One of the best examples of his continued growth over 2016 was his discipline and intelligence. That, according to Pro Football Focus, was exemplified by him only allowing the second lowest passer rating by a rookie last year at 82.7. That of course, was also only second to the high-priced, high-caliber, Jalen Ramsey, of the Jacksonville Jaguars, who is already regarded as one of the best cornerbacks in the NFL.
Seeing that LeBlanc was able to maintain that kind of performance while in one of the worst secondaries in the NFL and while relatively undersized at 5-foot-11, 190 pounds speaks volumes as to the next steps he can and probably should take soon. He’s going to be involved in a heated competition for Chicago’s slot cornerback spot with Bryce Callahan in training camp, but when taking into account his past performance, it appears he would have the leg up there.
The passer rating allowed, 44 tackles, and two interceptions (one brought back for a touchdown), speak for themselves. With an improved and healthy front seven in front of him, as well as hopefully a more talented secondary in support, LeBlanc should be able to readily explode as the Bears’ nickel and dime cornerback in 2017.
Jonathan Bullard, DE
For a third-round draft pick, Bullard received a lot of hype as a rookie for the Bears in 2016. He was seen as a first-round talent to some, that merely fell to later rounds because of raw size and technique issues. Needless to say, given occasionally being benched and consistent disappearances, those concerns surrounding Bullard came to roost last year.

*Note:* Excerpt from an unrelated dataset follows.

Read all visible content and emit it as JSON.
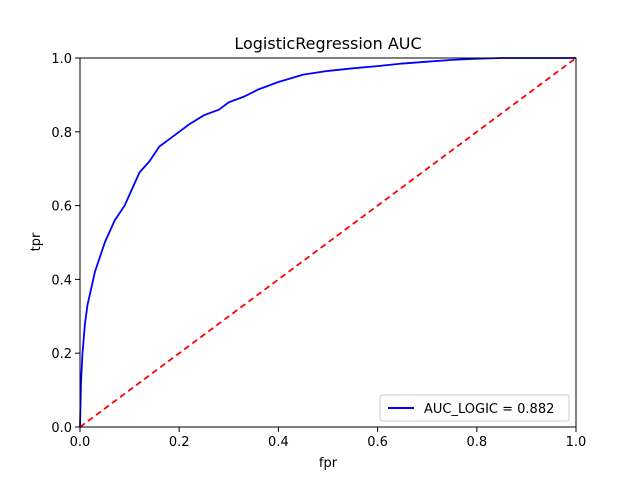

But that doesn’t mean he’s a lost cause all of a sudden. Not every third-rounder immediately contributes or even pans out, but Bullard appears poised to move past his younger professional struggles. And even while he was almost completely absent on the statistical sheet in 2016 (just 18 tackles and one sack in 14 games), he showed flashes.
Sure, there’s also an increase of competition at the Bears’ five-technique position with accomplished veteran Jaye Howard now on the roster from Kansas City, as well as the monumentally sized 6-foot-7 Roy Robertson-Harris. Don’t forget, in another cliche, that iron sharpens iron, though.
And regardless, it feels like Bullard, who is still only 23-years-old, should have the leg up with his upside transcending past his teammates. An offseason of refinement and working on what stalled him as a defensive lineman likely paid huge dividends for a player looking to make his mark in Bullard.
Remember, the Bears do have a bit of a gap at the opposite defensive end from Akiem Hicks as well. Bullard’s ascension can be another luxury for an increasingly talented defensive front seven for the Bears.